Diagnóstico Diferencial

  • Nefropatia diabética: causa mais comum de ESRD (aproximadamente 55% de todos os novos pacientes em diálise). Qualquer estadio da DRC pode-se desenvolver 20 %–30% em todos os diabéticos. A fisiopatologia é multifatorial e envolve hipertensão capilar glomerular, que leva à albuminúria e perda progressiva da TFG. A biópsia renal mostra os característicos nódulos de Kimmelstiel-Wilson. O tratamento envolve controlo glicémico e IECA.
  • Nefroesclerose hipertensiva: DRC causada principalmente por hipertensão de longa data. A nefroesclerose hipertensiva é a segunda causa mais comum de insuficiência renal em doentes em diálise nos Estados Unidos. Além dos achados da pressão arterial, a apresentação clínica geralmente é assintomática. A nefroesclerose hipertensiva é frequentemente um diagnóstico de exclusão em dontes com proteinúria mínima (< 1 g / dia), sem hematúria glomerular na análise de urina e sem achados de outras doenças sistémicas. O tratamento visa o controlo da pressão arterial e a abordagem de outras complicações, e fatores de risco comuns a todas as etiologias de DRC.
  • Doença renal poliquística: a doença autossómica dominante é a causa genética mais comum de doença renal em adultos e é caracterizada pelo desenvolvimento progressivo de quistos nos rins. Eventualmente, a quantidade de quistos resulta na perda de nefrónios e na diminuição da TFG. Os sinais e sintomas incluem desconforto abdominal, rins facilmente palpáveis, hipertensão, hematúria e infeções recorrentes dos quistos. O diagnóstico é feito principalmente por exames de imagem, e os quistos também estão frequentemente presentes no fígado. PKD também tem uma associação significativa com aneurismas cerebrais. O tratamento é principalmente de suporte e a DRC pode progredir para ESRD.
  • Nefropatia de refluxo: também conhecida como refluxo vesicoureteral. A nefropatia de refluxo geralmente apresenta-se na infância sendo caracterizada pelo fluxo retrógrado de urina para os rins devido ao encerramento inadequado da junção ureterovesicular. Este fluxo retrógrado resulta em dano tubulointersticial, doença renal crónica e predisposição a infeções recorrentes do trato urinário. O diagnóstico é feito por cistouretrografia miccional com contraste e o tratamento inclui profilaxia antibiótica e correção endoscópica ou cirúrgica.
  • DRC aterosclerótica (estenose da artéria renal): também conhecida como nefropatia isquémica. A DRC ocorre apenas com estenose bilateral de > 70%, uma vez que graus menores de estenose, ou estenose de apenas 1 de 2 rins funcionais, serão compensadas.
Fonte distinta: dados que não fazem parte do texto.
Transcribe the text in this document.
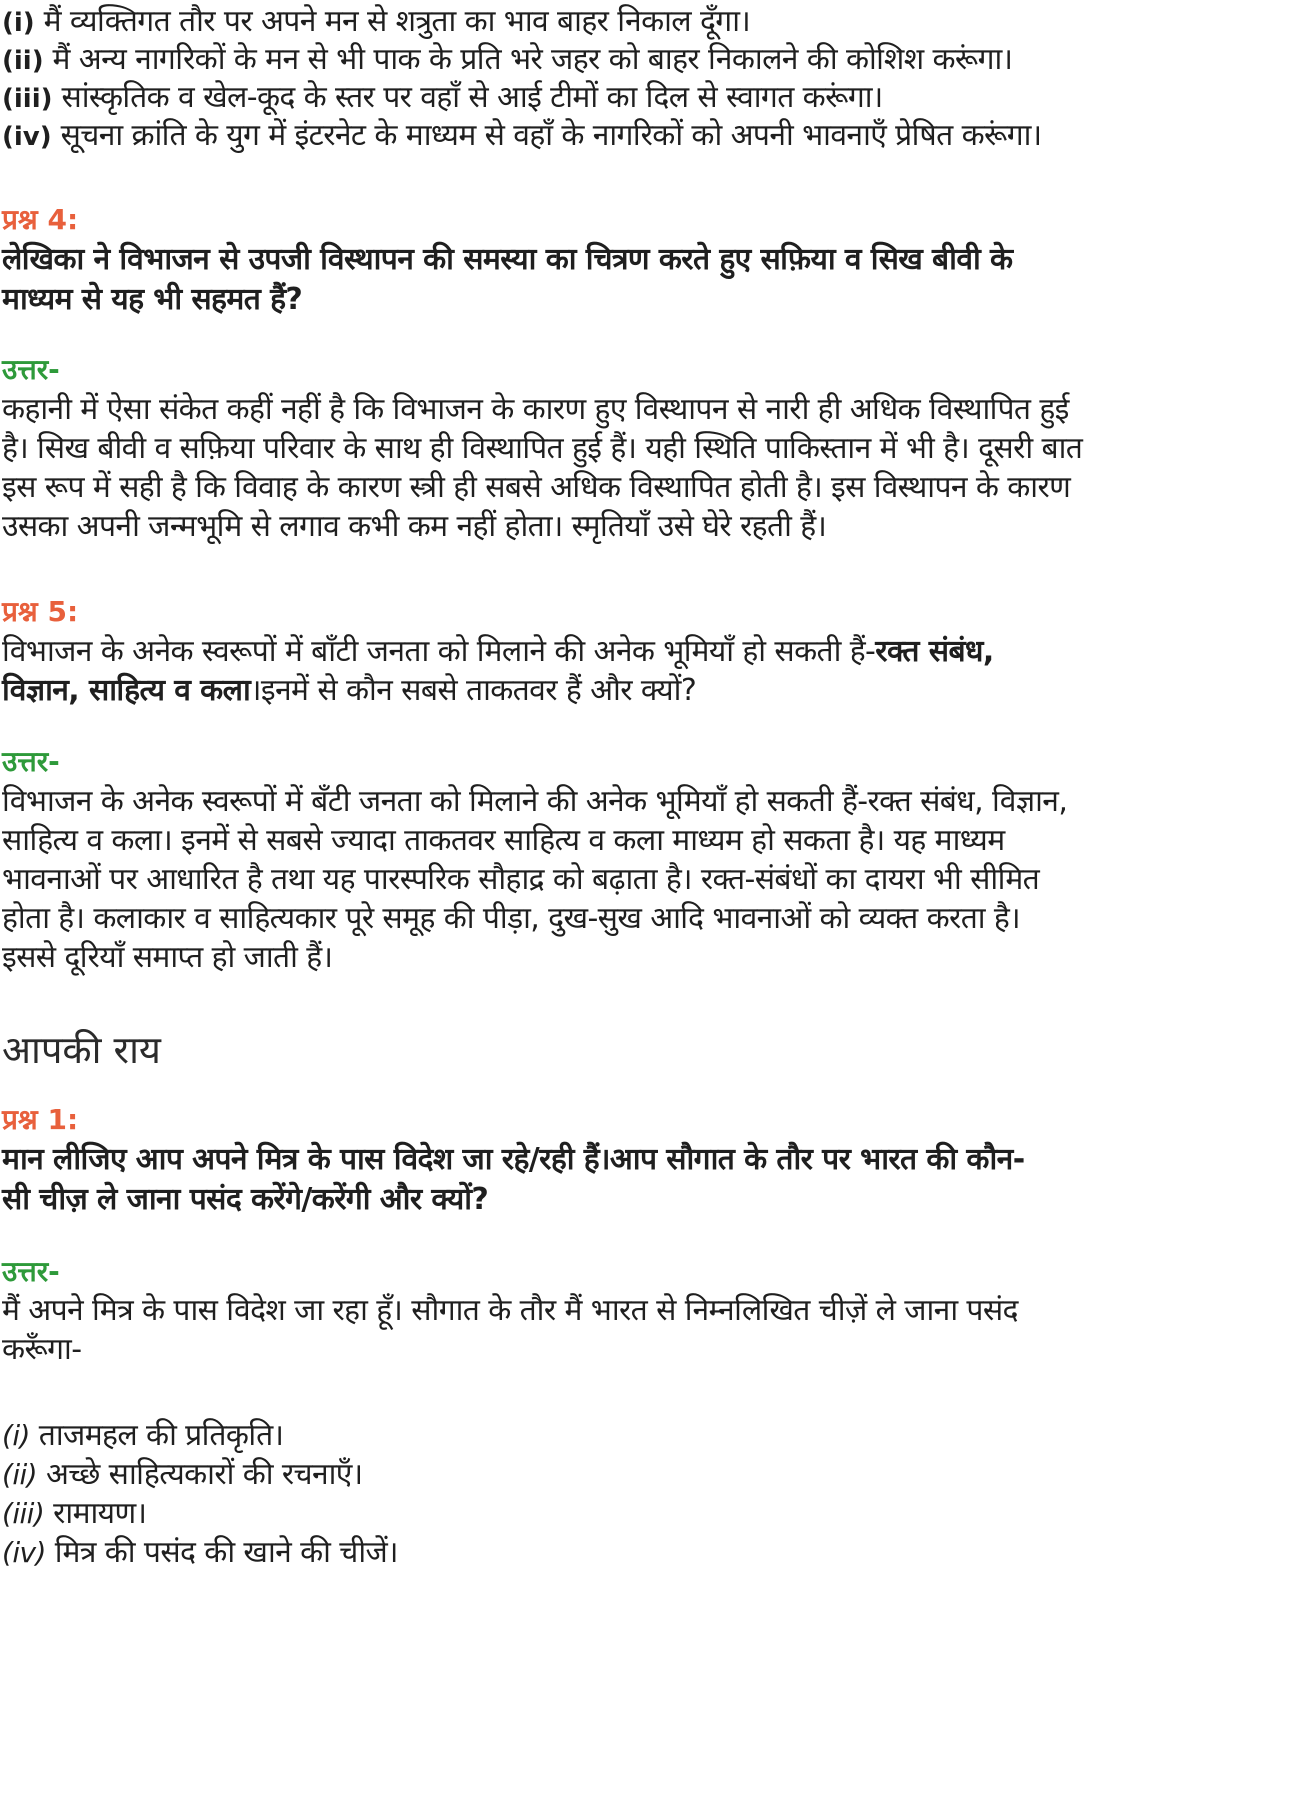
(i) मैं व्यक्तिगत तौर पर अपने मन से शत्रुता का भाव बाहर निकाल दूँगा।
(ii) मैं अन्य नागरिकों के मन से भी पाक के प्रति भरे जहर को बाहर निकालने की कोशिश करूंगा।
(iii) सांस्कृतिक व खेल-कूद के स्तर पर वहाँ से आई टीमों का दिल से स्वागत करूंगा।
(iv) सूचना क्रांति के युग में इंटरनेट के माध्यम से वहाँ के नागरिकों को अपनी भावनाएँ प्रेषित करूंगा।
प्रश्न 4:
लेखिका ने विभाजन से उपजी विस्थापन की समस्या का चित्रण करते हुए सफ़िया व सिख बीवी के
माध्यम से यह भी सहमत हैं?
उत्तर-
कहानी में ऐसा संकेत कहीं नहीं है कि विभाजन के कारण हुए विस्थापन से नारी ही अधिक विस्थापित हुई
है। सिख बीवी व सफ़िया परिवार के साथ ही विस्थापित हुई हैं। यही स्थिति पाकिस्तान में भी है। दूसरी बात
इस रूप में सही है कि विवाह के कारण स्त्री ही सबसे अधिक विस्थापित होती है। इस विस्थापन के कारण
उसका अपनी जन्मभूमि से लगाव कभी कम नहीं होता। स्मृतियाँ उसे घेरे रहती हैं।
प्रश्न 5:
विभाजन के अनेक स्वरूपों में बाँटी जनता को मिलाने की अनेक भूमियाँ हो सकती हैं-रक्त संबंध,
विज्ञान, साहित्य व कला।इनमें से कौन सबसे ताकतवर हैं और क्यों?
उत्तर-
विभाजन के अनेक स्वरूपों में बँटी जनता को मिलाने की अनेक भूमियाँ हो सकती हैं-रक्त संबंध, विज्ञान,
साहित्य व कला। इनमें से सबसे ज्यादा ताकतवर साहित्य व कला माध्यम हो सकता है। यह माध्यम
भावनाओं पर आधारित है तथा यह पारस्परिक सौहाद्र को बढ़ाता है। रक्त-संबंधों का दायरा भी सीमित
होता है। कलाकार व साहित्यकार पूरे समूह की पीड़ा, दुख-सुख आदि भावनाओं को व्यक्त करता है।
इससे दूरियाँ समाप्त हो जाती हैं।
आपकी राय
प्रश्न 1:
मान लीजिए आप अपने मित्र के पास विदेश जा रहे/रही हैं।आप सौगात के तौर पर भारत की कौन-
सी चीज़ ले जाना पसंद करेंगे/करेंगी और क्यों?
उत्तर-
मैं अपने मित्र के पास विदेश जा रहा हूँ। सौगात के तौर मैं भारत से निम्नलिखित चीज़ें ले जाना पसंद
करूँगा-
(i) ताजमहल की प्रतिकृति।
(ii) अच्छे साहित्यकारों की रचनाएँ।
(iii) रामायण।
(iv) मित्र की पसंद की खाने की चीजें।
Os doentes podem apresentar hipertensão refratária e frequentemente ter aterosclerose noutro lugar (por exemplo, doença arterial coronária e / ou doença arterial periférica) e outros fatores de risco gerais para doença vascular (ou seja, hiperlipidemia e tabagismo). O tratamento envolve controlo da pressão arterial e redução de fatores de risco.
  • Uropatia obstrutiva: DRC por obstrução crónica do trato urinário. A uropatia obstrutiva pode ser decorrente de HBP, estenose uretral, cálculos renais obstrutivos bilaterais ou massa pélvica. Para ocorrer um aumento na creatinina sérica, deve haver obstrução bilateral, mais frequentemente causada por HBP em homens e por massas pélvicas ginecológicas em mulheres. O tratamento envolve o alívio da obstrução, o que pode exigir intervenção cirúrgica, dependendo da etiologia.
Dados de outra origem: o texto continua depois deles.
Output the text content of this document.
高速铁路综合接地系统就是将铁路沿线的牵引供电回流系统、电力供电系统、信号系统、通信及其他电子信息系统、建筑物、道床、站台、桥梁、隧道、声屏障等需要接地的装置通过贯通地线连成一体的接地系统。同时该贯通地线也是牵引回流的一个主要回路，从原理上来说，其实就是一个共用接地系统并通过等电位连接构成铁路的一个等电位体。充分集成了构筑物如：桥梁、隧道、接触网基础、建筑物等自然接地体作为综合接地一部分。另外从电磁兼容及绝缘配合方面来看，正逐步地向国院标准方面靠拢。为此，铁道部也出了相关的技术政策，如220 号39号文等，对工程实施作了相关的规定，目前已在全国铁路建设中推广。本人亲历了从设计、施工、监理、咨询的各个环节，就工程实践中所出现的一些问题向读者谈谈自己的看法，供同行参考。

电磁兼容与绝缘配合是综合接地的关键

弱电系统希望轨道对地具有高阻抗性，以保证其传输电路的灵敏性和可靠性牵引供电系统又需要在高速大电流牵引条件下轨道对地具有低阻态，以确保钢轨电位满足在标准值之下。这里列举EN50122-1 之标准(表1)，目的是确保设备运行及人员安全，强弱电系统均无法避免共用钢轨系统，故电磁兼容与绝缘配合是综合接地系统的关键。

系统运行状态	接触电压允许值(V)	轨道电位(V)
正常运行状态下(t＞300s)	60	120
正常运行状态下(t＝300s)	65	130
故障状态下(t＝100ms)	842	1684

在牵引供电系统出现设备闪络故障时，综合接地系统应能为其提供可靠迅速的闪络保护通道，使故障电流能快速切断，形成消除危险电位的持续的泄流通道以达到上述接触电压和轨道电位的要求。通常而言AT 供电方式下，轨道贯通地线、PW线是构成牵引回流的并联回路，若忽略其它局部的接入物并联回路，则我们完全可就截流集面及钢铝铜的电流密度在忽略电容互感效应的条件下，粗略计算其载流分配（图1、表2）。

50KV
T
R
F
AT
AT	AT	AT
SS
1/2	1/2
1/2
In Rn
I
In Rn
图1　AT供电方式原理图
  • Síndrome nefrótica: ampla categoria de doenças renais caracterizadas por quantidades muito grandes de proteinúria (> 3,5 g / dia). As doenças desta categoria incluem glomeruloesclerose segmentar e focal, nefropatia membranosa, doença de lesões mínimas e glomerulonefrite membranoproliferativa. A apresentação clínica da síndrome nefrótica é notável pela sobrecarga de volume (incluindo edema periorbital) e “urina espumosa” devido à proteinúria grave. O tratamento varia conforme a etiologia e frequentemente inclui uso de glicocorticoides.
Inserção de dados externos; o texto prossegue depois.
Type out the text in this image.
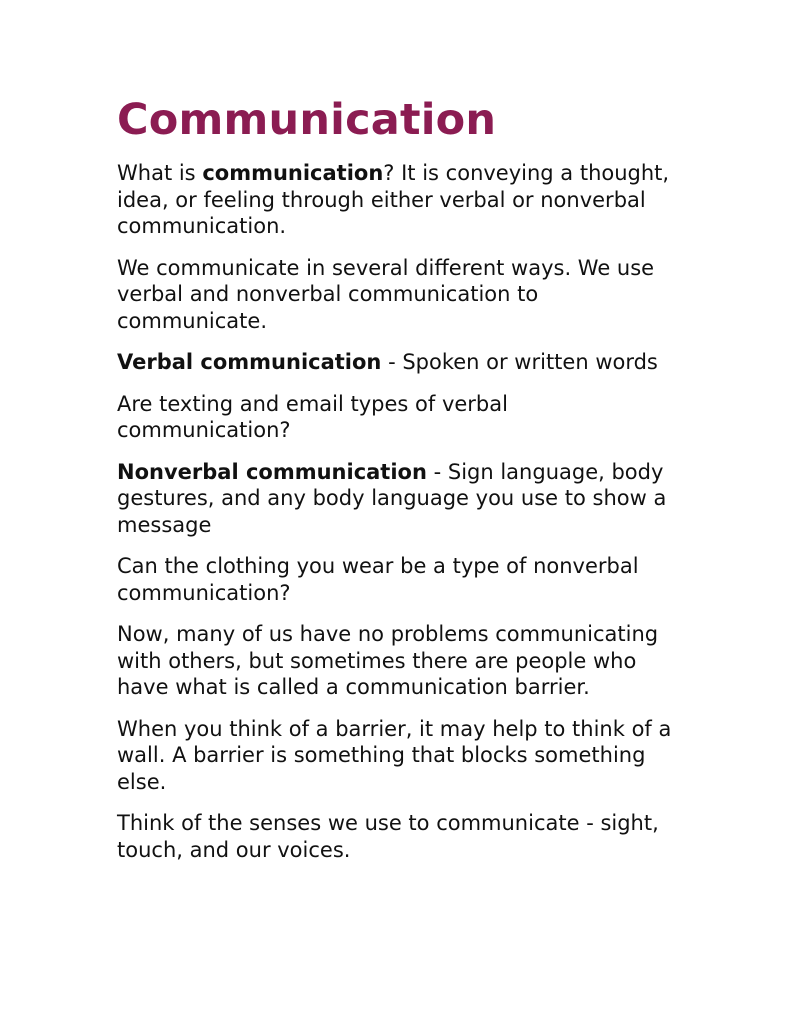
Communication

What is communication? It is conveying a thought, idea, or feeling through either verbal or nonverbal communication.

We communicate in several different ways. We use verbal and nonverbal communication to communicate.

Verbal communication - Spoken or written words

Are texting and email types of verbal communication?

Nonverbal communication - Sign language, body gestures, and any body language you use to show a message

Can the clothing you wear be a type of nonverbal communication?

Now, many of us have no problems communicating with others, but sometimes there are people who have what is called a communication barrier.

When you think of a barrier, it may help to think of a wall. A barrier is something that blocks something else.

Think of the senses we use to communicate - sight, touch, and our voices.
  • Síndrome nefrítica: ampla categoria de doenças renais caracterizadas por hematúria glomerular e perda da TFG. As doenças desta categoria incluem nefropatia de IgA, nefrite lúpica, glomerulonefrite pós-infecciosa, entre muitas outras. A apresentação clínica e o tratamento variam significativamente, dependendo da etiologia.